Spectrale classificatie van sterren

Uit Wikipedia, de vrije encyclopedie
Sterren van verschillende spectrale typen

Spectrale classificatie van sterren - classificatie van sterren volgens de kenmerken van hun spectra. De spectra van sterren variëren sterk, hoewel de meeste continu zijn met absorptielijnen. De moderne spectrale classificatie bestaat uit twee parameters: de vorm van het spectrum, dat voornamelijk afhangt van de temperatuur, wordt beschreven door het spectraaltype en de helderheid van een ster wordt beschreven door de helderheidsklasse. Ook kan bij de classificatie rekening worden gehouden met aanvullende kenmerken van het spectrum.

De belangrijkste spectrale klassen van sterren in afnemende volgorde van temperatuur, van blauwer naar roder - O, B, A, F, G, K, M. De meeste sterren, inclusief de zon, behoren tot deze spectrale klassen, maar er zijn andere klassen: bijvoorbeeld L, T, Y voor bruine dwergen of C, S voor koolstof- en S-type sterren. De belangrijkste spectrale klassen zijn onderverdeeld in subklassen, aangegeven met een cijfer achter de aanduiding van de klasse, van 0 tot 9 (behalve O, waarvan de subklassen van 2 tot 9) zijn in volgorde van afnemende temperatuur. Klassen van sterren met hogere temperaturen worden gewoonlijk vroege, lagere temperaturen - later genoemd.
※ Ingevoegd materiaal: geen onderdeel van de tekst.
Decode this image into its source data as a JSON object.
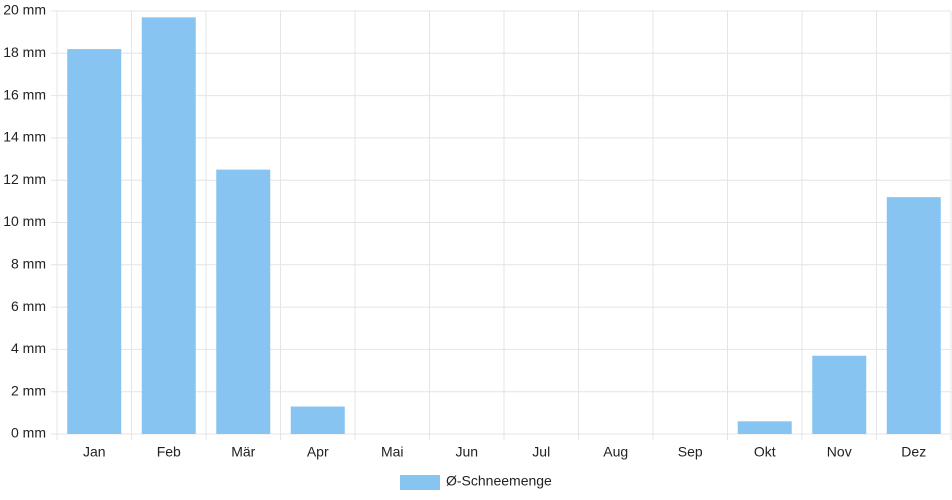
{
  "chart_data": {
    "type": "bar",
    "categories": [
      "Jan",
      "Feb",
      "Mär",
      "Apr",
      "Mai",
      "Jun",
      "Jul",
      "Aug",
      "Sep",
      "Okt",
      "Nov",
      "Dez"
    ],
    "series": [
      {
        "name": "Ø-Schneemenge",
        "color": "#88c4f2",
        "values": [
          18.2,
          19.7,
          12.5,
          1.3,
          0,
          0,
          0,
          0,
          0,
          0.6,
          3.7,
          11.2
        ]
      }
    ],
    "ylim": [
      0,
      20
    ],
    "yticks": [
      {
        "value": 0,
        "label": "0 mm"
      },
      {
        "value": 2,
        "label": "2 mm"
      },
      {
        "value": 4,
        "label": "4 mm"
      },
      {
        "value": 6,
        "label": "6 mm"
      },
      {
        "value": 8,
        "label": "8 mm"
      },
      {
        "value": 10,
        "label": "10 mm"
      },
      {
        "value": 12,
        "label": "12 mm"
      },
      {
        "value": 14,
        "label": "14 mm"
      },
      {
        "value": 16,
        "label": "16 mm"
      },
      {
        "value": 18,
        "label": "18 mm"
      },
      {
        "value": 20,
        "label": "20 mm"
      }
    ],
    "grid": true,
    "legend": "bottom"
  }
}
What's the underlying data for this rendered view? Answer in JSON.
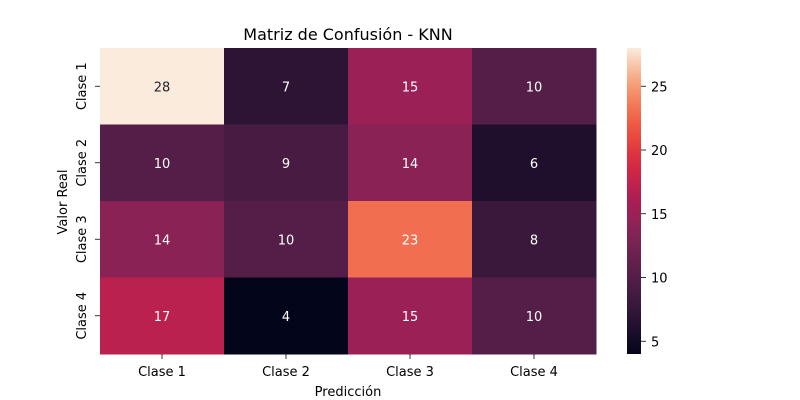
{
  "chart_data": {
    "type": "heatmap",
    "title": "Matriz de Confusión - KNN",
    "xlabel": "Predicción",
    "ylabel": "Valor Real",
    "x_categories": [
      "Clase 1",
      "Clase 2",
      "Clase 3",
      "Clase 4"
    ],
    "y_categories": [
      "Clase 1",
      "Clase 2",
      "Clase 3",
      "Clase 4"
    ],
    "values": [
      [
        28,
        7,
        15,
        10
      ],
      [
        10,
        9,
        14,
        6
      ],
      [
        14,
        10,
        23,
        8
      ],
      [
        17,
        4,
        15,
        10
      ]
    ],
    "colorbar": {
      "min": 4,
      "max": 28,
      "ticks": [
        5,
        10,
        15,
        20,
        25
      ],
      "colormap": "rocket"
    }
  }
}
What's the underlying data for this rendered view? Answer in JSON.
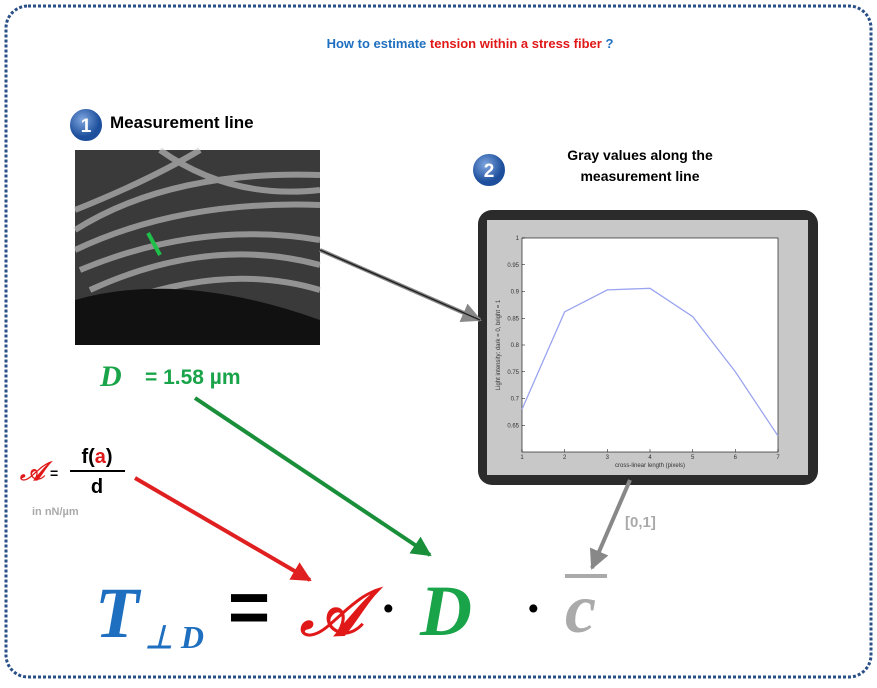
{
  "title": {
    "part1": "How to estimate",
    "part2": "tension within a stress fiber",
    "part3": "?"
  },
  "step1": {
    "number": "1",
    "label": "Measurement line"
  },
  "step2": {
    "number": "2",
    "label_line1": "Gray values along the",
    "label_line2": "measurement line"
  },
  "diameter": {
    "symbol": "D",
    "value": "= 1.58 µm"
  },
  "stiffness": {
    "symbol": "𝒜",
    "equals": "=",
    "num_open": "f(",
    "num_var": "a",
    "num_close": ")",
    "denominator": "d",
    "unit": "in nN/µm"
  },
  "range_label": "[0,1]",
  "formula": {
    "T": "T",
    "sub": "⊥ D",
    "equals": "=",
    "A": "𝒜",
    "dot1": "·",
    "D": "D",
    "dot2": "·",
    "C": "c"
  },
  "plot": {
    "xlabel": "cross-linear length (pixels)",
    "ylabel": "Light intensity: dark = 0, bright = 1",
    "x": [
      1,
      2,
      3,
      4,
      5,
      6,
      7
    ],
    "values": [
      0.68,
      0.862,
      0.903,
      0.906,
      0.853,
      0.75,
      0.63
    ],
    "xlim": [
      1,
      7
    ],
    "ylim": [
      0.6,
      1
    ],
    "xticks": [
      1,
      2,
      3,
      4,
      5,
      6,
      7
    ],
    "yticks": [
      0.65,
      0.7,
      0.75,
      0.8,
      0.85,
      0.9,
      0.95,
      1
    ],
    "color": "#9aa4f0"
  }
}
Sterren van hetzelfde spectraaltype kunnen verschillende lichtsterkten hebben. In dit geval zijn de spectrale klassen en helderheid niet willekeurig verdeeld: er is een bepaald verband tussen hen, en in het diagram de spectrale klasse - de absolute helderheid, de sterren zijn gegroepeerd in afzonderlijke regio's, die elk overeenkomen met de helderheid klas. Lichtsterkteklassen worden aangeduid met Romeinse cijfers van I tot VII, van helderder tot zwakker. De lichtkracht van een ster heeft enig effect op de vorm van zijn spectrum, zodat er verschillen zijn tussen de spectra van sterren van dezelfde spectraalklasse en verschillende lichtkrachtklassen.

Spectrale kenmerken die niet in deze classificatie passen, worden meestal aangeduid met extra symbolen. De aanwezigheid van emissielijnen wordt bijvoorbeeld aangegeven met de letter e en bijzondere spectra worden aangegeven met de letter p.